İstanbul"da Osmanlı döneminde önlenemeyen büyük yangınların yanısıra, tek-parti döneminde geçmişi/mirâsı inkâr politikasına ve totaliter resmi ideolojiye dayalı tahribat, tarihi eser yıkımları ve satışları hepimizin malumudur. 50"li yıllardan itibaren ise, modernleşmeci kent imar anlayışına dayalı cadde ve bulvarlar açılmasına yönelik faaliyetler de aynı şekilde İstanbul"un tarihi dokusuna büyük darbe vurmuştur. Açıkçası, Tek-Parti dönemi yıkımları, tarihi eser satımları ile Menderes dönemi istimlakleri tarihi doku anlamda şehrin adeta canına okumuştur. Şu dönemde ise, trafiği rahatlatmak gayesi ile yapılan bazı uygulamalar ve çok fazla hızlanan dikey yapılaşma, gökdelenleştirme ameliyeleri de İstanbul"un medeniyetimize ait tarihi değer ve dokusuna can çekiştirmektedir. Son dönemde, vakıflar ve İl özel idaresi tarafından peşpeşe gerçekleştirilen restorasyonlar dahi bu tahribatı önleyememektedir.

İstanbul"un yanısıra diğer birçok kent aynı akıbete maruz kalmaktadır. Bursa"da tek-parti devrinde yapılan bilinçli yıkımlar, özellikle şehrin Osmanlı"nın kuruluş dönemine ait İslam tarih eserlerini/dokusunu önemli oranda ortadan kaldırmış.. Hele o dönemlere ait tahrip edilen kitabe ve mezar taşları daha vahim bir sonucu intaç etmiştir. Bursa, İznik ,İnegöl, Bilecik ve çevresinde, Yunan işgali esnasındaki tahribatın yanısıra, tek-parti dönemi ve sonrasında süregelen yıkım ameliyeleri Osmanlı"nın kuruluş devrine ait mezar taşı ve kitabe dahil birçok kayıt ve verinin ortadan kalkmasına yol açmıştır. Bu yüzden Osmanlı"nın kuruluş dönemini çalışacak tarihçi ve araştırmacılar, 80 yıl öncesine nazaran çok çok daha az kayıt ve veriye ulaşabilmektedir..

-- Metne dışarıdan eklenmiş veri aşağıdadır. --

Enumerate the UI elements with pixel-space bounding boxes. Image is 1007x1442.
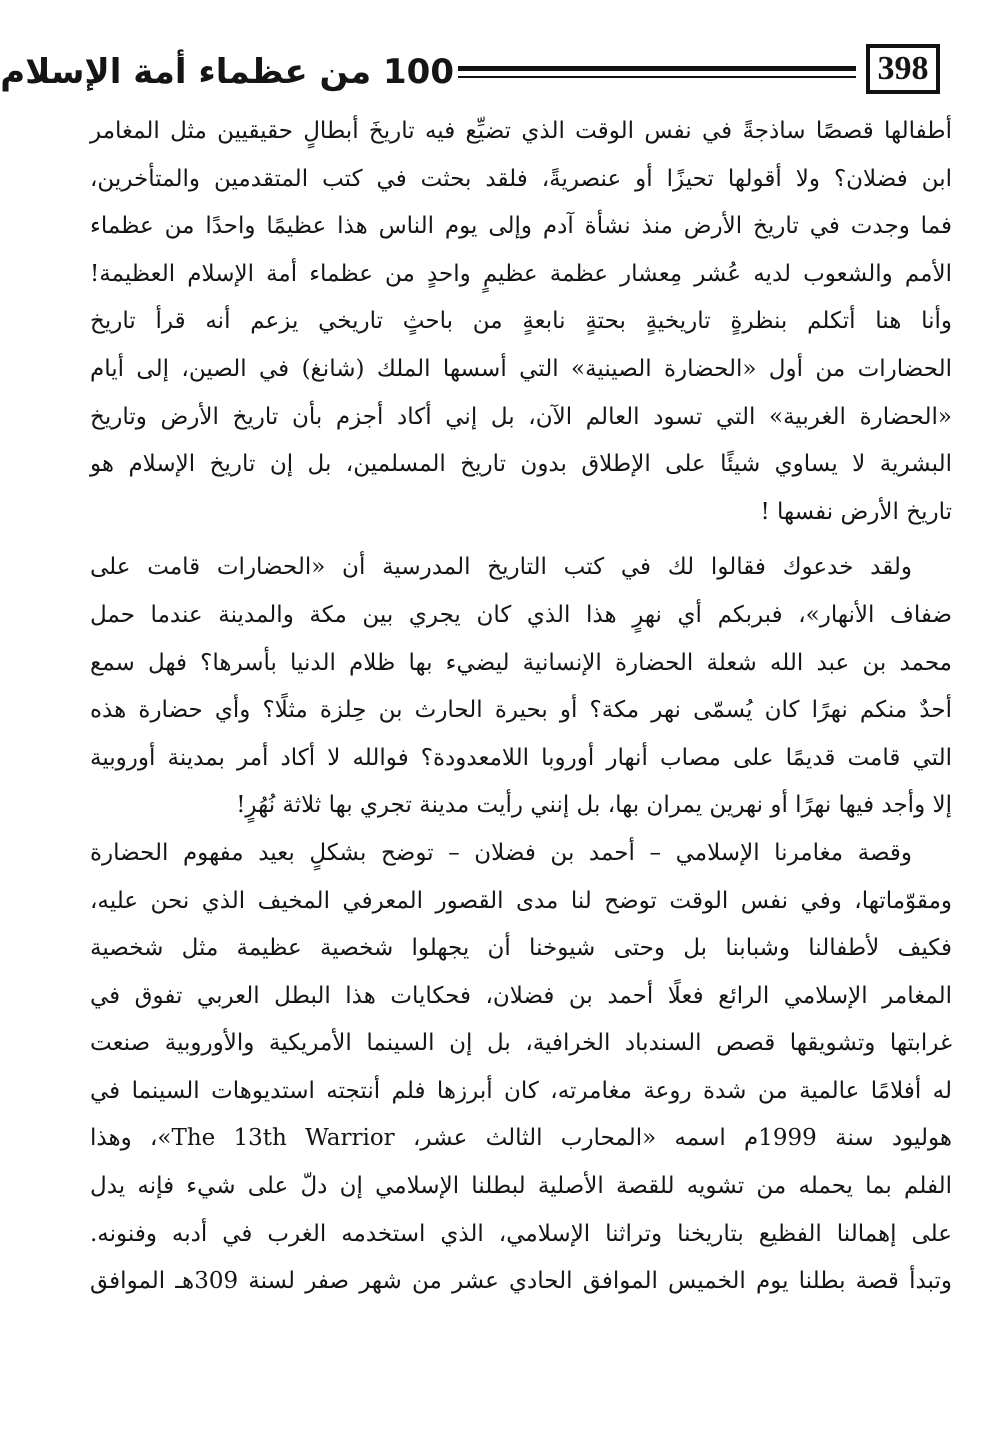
text-line: ومقوّماتها، وفي نفس الوقت توضح لنا مدى القصور المعرفي المخيف الذي نحن عليه، [90,887,952,914]
paragraph-gap [90,536,952,544]
text-line: محمد بن عبد الله شعلة الحضارة الإنسانية ليضيء بها ظلام الدنيا بأسرها؟ فهل سمع [90,649,952,676]
text-line: ابن فضلان؟ ولا أقولها تحيزًا أو عنصريةً، فلقد بحثت في كتب المتقدمين والمتأخرين، [90,165,952,192]
text-line: التي قامت قديمًا على مصاب أنهار أوروبا اللامعدودة؟ فوالله لا أكاد أمر بمدينة أوروبية [90,744,952,771]
text-line: ضفاف الأنهار»، فبربكم أي نهرٍ هذا الذي كان يجري بين مكة والمدينة عندما حمل [90,601,952,628]
text-line: ولقد خدعوك فقالوا لك في كتب التاريخ المدرسية أن «الحضارات قامت على [90,554,912,581]
text-line: تاريخ الأرض نفسها ! [760,498,952,525]
text-line: الحضارات من أول «الحضارة الصينية» التي أسسها الملك (شانغ) في الصين، إلى أيام [90,355,952,382]
book-title: 100 من عظماء أمة الإسلام [0,52,454,92]
paragraph [90,544,952,830]
text-line: إلا وأجد فيها نهرًا أو نهرين يمران بها، بل إنني رأيت مدينة تجري بها ثلاثة نُهُرٍ! [236,792,952,819]
text-line: البشرية لا يساوي شيئًا على الإطلاق بدون تاريخ المسلمين، بل إن تاريخ الإسلام هو [90,451,952,478]
text-line: هوليود سنة 1999م اسمه «المحارب الثالث عشر، The 13th Warrior»، وهذا [90,1125,953,1152]
page-number: 398 [866,44,940,94]
page-header [0,44,954,104]
text-line: على إهمالنا الفظيع بتاريخنا وتراثنا الإسلامي، الذي استخدمه الغرب في أدبه وفنونه. [90,1220,952,1247]
text-line: أحدٌ منكم نهرًا كان يُسمّى نهر مكة؟ أو بحيرة الحارث بن حِلزة مثلًا؟ وأي حضارة هذه [90,697,952,724]
text-line: وقصة مغامرنا الإسلامي – أحمد بن فضلان – توضح بشكلٍ بعيد مفهوم الحضارة [90,839,912,866]
text-line: المغامر الإسلامي الرائع فعلًا أحمد بن فضلان، فحكايات هذا البطل العربي تفوق في [90,982,952,1009]
text-line: غرابتها وتشويقها قصص السندباد الخرافية، بل إن السينما الأمريكية والأوروبية صنعت [90,1030,952,1057]
header-divider-rule [458,66,856,78]
paragraph [90,108,952,536]
text-line: فما وجدت في تاريخ الأرض منذ نشأة آدم وإلى يوم الناس هذا عظيمًا واحدًا من عظماء [90,213,952,240]
text-line: الأمم والشعوب لديه عُشر مِعشار عظمة عظيمٍ واحدٍ من عظماء أمة الإسلام العظيمة! [90,260,952,287]
text-line: الفلم بما يحمله من تشويه للقصة الأصلية لبطلنا الإسلامي إن دلّ على شيء فإنه يدل [90,1173,952,1200]
text-line: له أفلامًا عالمية من شدة روعة مغامرته، كان أبرزها فلم أنتجته استديوهات السينما في [90,1077,952,1104]
text-line: وتبدأ قصة بطلنا يوم الخميس الموافق الحادي عشر من شهر صفر لسنة 309هـ الموافق [90,1268,952,1295]
body-text [90,108,952,1306]
text-line: فكيف لأطفالنا وشبابنا بل وحتى شيوخنا أن يجهلوا شخصية عظيمة مثل شخصية [90,935,952,962]
text-line: وأنا هنا أتكلم بنظرةٍ تاريخيةٍ بحتةٍ نابعةٍ من باحثٍ تاريخي يزعم أنه قرأ تاريخ [90,308,952,335]
paragraph [90,830,952,1306]
text-line: أطفالها قصصًا ساذجةً في نفس الوقت الذي تضيِّع فيه تاريخَ أبطالٍ حقيقيين مثل المغامر [90,118,952,144]
text-line: «الحضارة الغربية» التي تسود العالم الآن، بل إني أكاد أجزم بأن تاريخ الأرض وتاريخ [90,403,952,430]
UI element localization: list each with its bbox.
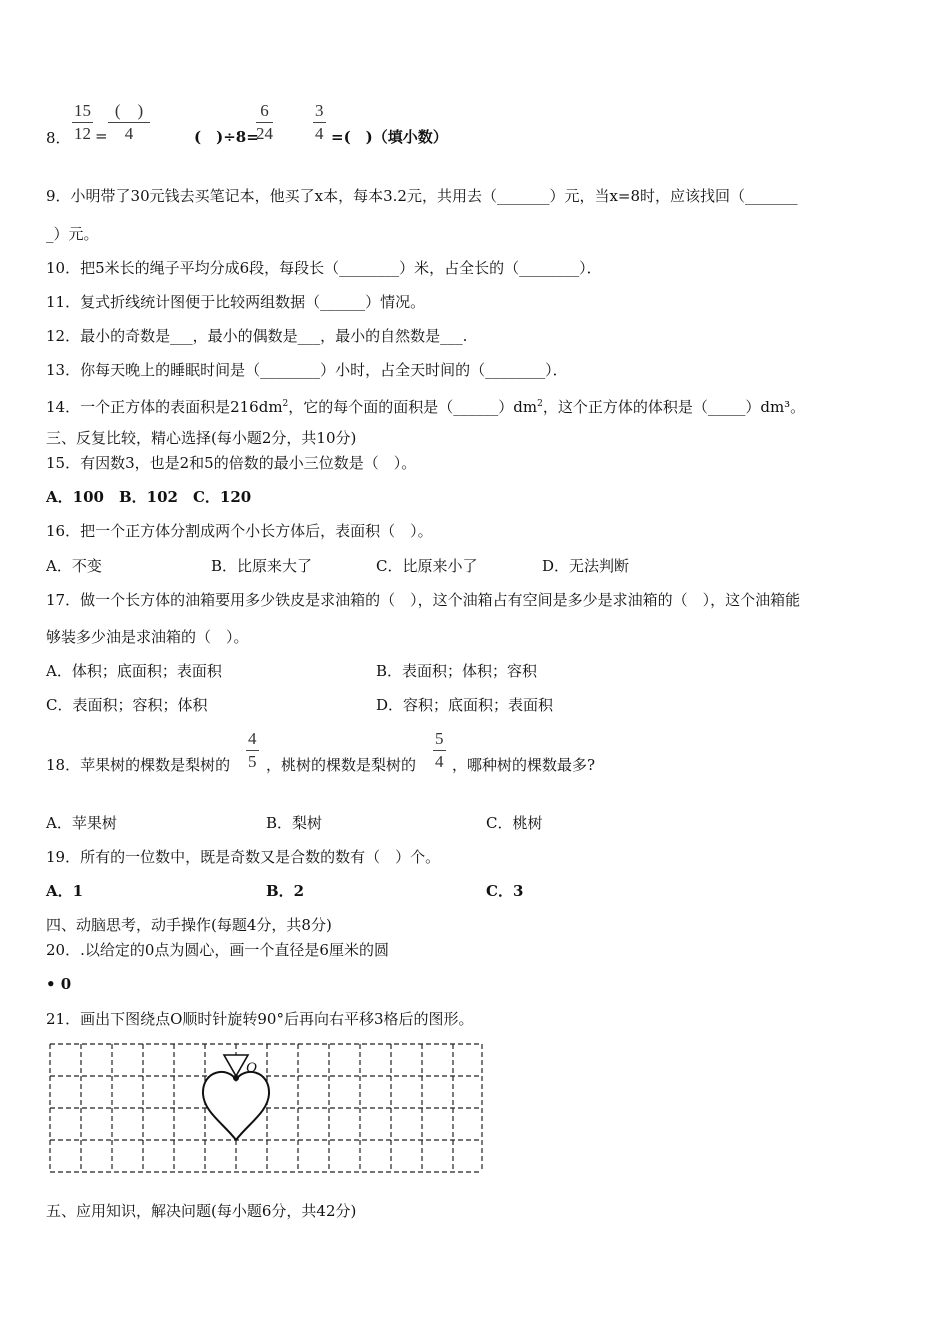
q17-option-a: A．体积；底面积；表面积	[46, 662, 222, 680]
section-5-heading: 五、应用知识，解决问题(每小题6分，共42分)	[46, 1202, 357, 1220]
q16-option-d: D．无法判断	[542, 557, 630, 575]
q18-fraction-2	[433, 728, 446, 773]
q21-stem: 21．画出下图绕点O顺时针旋转90°后再向右平移3格后的图形。	[46, 1010, 474, 1028]
q8-equals: =	[95, 127, 108, 145]
q12: 12．最小的奇数是___，最小的偶数是___，最小的自然数是___.	[46, 327, 468, 345]
q9-line-1: 9．小明带了30元钱去买笔记本，他买了x本，每本3.2元，共用去（_______）元，当x=8时，应该找回（_______	[46, 187, 798, 205]
q8-fraction-4	[313, 100, 326, 145]
q14-superscript-1: 2	[282, 399, 289, 409]
point-o-dot	[233, 1075, 239, 1081]
q18-fraction-1-denominator: 5	[248, 752, 257, 771]
heart-shape	[203, 1072, 269, 1140]
q14-part-c: ，这个正方体的体积是（_____）dm³。	[542, 398, 806, 416]
q17-line-2: 够装多少油是求油箱的（ ）。	[46, 628, 249, 646]
q8-fraction-3-numerator: 6	[256, 100, 273, 123]
q19-option-b: B．2	[266, 882, 305, 900]
q18-post-text: ，哪种树的棵数最多?	[452, 756, 596, 774]
q17-option-c: C．表面积；容积；体积	[46, 696, 208, 714]
q14-part-a: 14．一个正方体的表面积是216dm	[46, 398, 283, 416]
section-4-heading: 四、动脑思考，动手操作(每题4分，共8分)	[46, 916, 332, 934]
q18-fraction-2-numerator: 5	[433, 728, 446, 751]
q14-superscript-2: 2	[537, 399, 543, 409]
q8-fraction-1	[72, 100, 93, 145]
q8-fraction-1-denominator: 12	[74, 124, 91, 143]
q18-option-c: C．桃树	[486, 814, 543, 832]
q8-fraction-3-denominator: 24	[256, 124, 273, 143]
q17-option-b: B．表面积；体积；容积	[376, 662, 538, 680]
q18-option-b: B．梨树	[266, 814, 323, 832]
q8-middle-text: ( )÷8=	[194, 128, 259, 146]
q8-fraction-1-numerator: 15	[72, 100, 93, 123]
q16-option-b: B．比原来大了	[211, 557, 313, 575]
q19-stem: 19．所有的一位数中，既是奇数又是合数的数有（ ）个。	[46, 848, 441, 866]
q14-part-b: ，它的每个面的面积是（______）dm	[288, 398, 538, 416]
q19-option-c: C．3	[486, 882, 524, 900]
q18-mid-text: ，桃树的棵数是梨树的	[266, 756, 417, 774]
q16-option-a: A．不变	[46, 557, 102, 575]
q8-tail-text: =( )（填小数）	[331, 128, 448, 146]
q17-option-d: D．容积；底面积；表面积	[376, 696, 554, 714]
q13: 13．你每天晚上的睡眠时间是（________）小时，占全天时间的（________）．	[46, 361, 568, 379]
q18-option-a: A．苹果树	[46, 814, 117, 832]
dashed-grid-lines	[50, 1044, 482, 1172]
section-3-heading: 三、反复比较，精心选择(每小题2分，共10分)	[46, 429, 357, 447]
q8-fraction-4-denominator: 4	[315, 124, 324, 143]
point-o-label: O	[246, 1060, 257, 1076]
q11: 11．复式折线统计图便于比较两组数据（______）情况。	[46, 293, 426, 311]
q20-stem: 20．.以给定的0点为圆心，画一个直径是6厘米的圆	[46, 941, 389, 959]
q8-fraction-2	[108, 100, 150, 145]
q16-option-c: C．比原来小了	[376, 557, 478, 575]
q8-fraction-3	[256, 100, 273, 145]
q19-option-a: A．1	[46, 882, 84, 900]
q14	[46, 394, 805, 417]
q15-options: A．100 B．102 C．120	[46, 488, 252, 506]
q16-stem: 16．把一个正方体分割成两个小长方体后，表面积（ ）。	[46, 522, 433, 540]
q20-center-point: • 0	[46, 975, 72, 993]
q18-fraction-1	[246, 728, 259, 773]
q18-fraction-1-numerator: 4	[246, 728, 259, 751]
q15-stem: 15．有因数3，也是2和5的倍数的最小三位数是（ ）。	[46, 454, 417, 472]
q8-number: 8．	[46, 129, 71, 147]
q21-grid-figure	[48, 1042, 488, 1178]
q8-fraction-4-numerator: 3	[313, 100, 326, 123]
q9-line-2: _）元。	[46, 225, 99, 243]
q8-fraction-2-numerator: ( )	[108, 100, 150, 123]
q18-fraction-2-denominator: 4	[435, 752, 444, 771]
q17-line-1: 17．做一个长方体的油箱要用多少铁皮是求油箱的（ ），这个油箱占有空间是多少是求油箱的（ ），这个油箱能	[46, 591, 801, 609]
q18-pre-text: 18．苹果树的棵数是梨树的	[46, 756, 231, 774]
q10: 10．把5米长的绳子平均分成6段，每段长（________）米，占全长的（________）．	[46, 259, 602, 277]
q8-fraction-2-denominator: 4	[124, 124, 134, 143]
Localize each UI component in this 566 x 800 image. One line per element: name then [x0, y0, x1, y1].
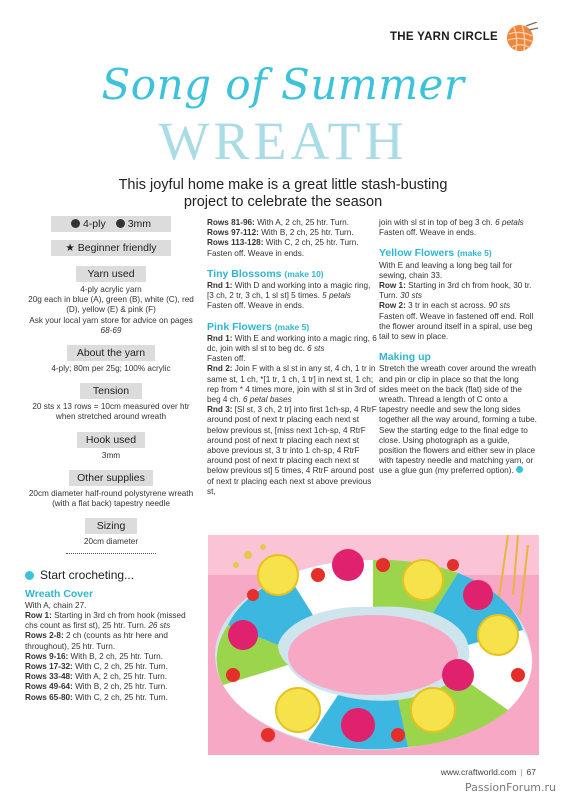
wreath-illustration: [208, 535, 539, 755]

Tek-Parti devrinde bizzat devletin kendisi totaliter, İslam karşıtı bir ideolojiye dayanarak tahribatı bilinçli bir şekilde icra ederek bu cürmü irtikap ederdi. Ancak bugün maalesef, medeniyet değerlerini büyük oranda yitirmiş, görgü, bilgi ve örf açısından erozyona uğratılmış kitleler de bilinçsizce buna ortak olmaktadır. Konya, Akşehir, Karaman, Beyşehir, Kütahya, Kayseri,Erzurum, Trabzon, Harput, Diyarbakır, Bitlis, Urfa, Antep, Hasankeyf, Besni, Cizre, Silvan, Ahlat, Adilcevâz, Hoşap, Hakkari, Sason gibi tarihi dokuları ile bilinen merkezler gittikçe bu dokularını kaybetmekte, Bursa, Konya ve Kayseri gibi şehirler çok yüksek katlı yapılaşmaya, gökdelenleşmeye, yoğun betonlaşmaya maruz bırakılmaktadır. Seksen yıl öncesine kadar bu şehirlerde ve kasabalarda mevcut olan tâ Selçuklu ve Abbasi devirlerine bile tarihlenebilen kitabeler ve mezar şahideleri hızla ortadan kaybolmaktadır. Bursa"da sözde "Mezar Taşları Müzesi" olan ve II. Murad (Muradiye) Külliyesi bahçesine rastgele toplanmış mezar taşları perişan vaziyette son derece sağlıksız bir ortama mahkum edilmişlerdir. Zaten uzun süredir, 90 yıldır Türkiye"deki müzelerin içler acısı durumu herkesin bildiği bir gerçektir. Sadece bu değil tarihi eser restorasyonlarında da farklı bir durum söz konusu değil.. Tarihi eserlerden sorumlu olan koruma kurulları çoğunlukla eserlerin korunması ve vikâyesi konusunda son derece taraflı ve ideolojik bir tutum içerisindedirler. Ülkemizin İslam öncesi, özellikle antik dönem eserlerine hassasiyet gösteren çoğu arkeolog ve mimar kökenli uzmanlar, Abbasi, Selçuklu, Eyyubi, Memlüklü, Artuklu, Osmanlı vs. İslâm eserleri sözkonusu olduğunda ideolojik-taraflı bir tutumla bu eserlerin bilinçli bir şekilde tahribatına neredeyse yardımcı olmaktadırlar. Örneğin İznik"te Ayasofya camiinin restorasyonunda buraya "Ören Yeri" muamelesi sergileyen koruma kurulları İznik ve Ayasofya"ya ait Sultan II. Abdülhamid Yıldız Arşivinde bulunan fotoğraflara bile bakma bunları inceleme gereği duymamışlardır. Mimar Sinan"ın bu yapıya ait müdahale ve uygulamalarını hiçe sayarak buraya çok yakışıksız ve özensiz bir restorasyon dayatmışlardır. Oysaki bu eserlerin korunması bağlamında tümüne yönelik bir hassasiyet göstermeleri, taraflı davranmamaları görevleri icabı değil miydi?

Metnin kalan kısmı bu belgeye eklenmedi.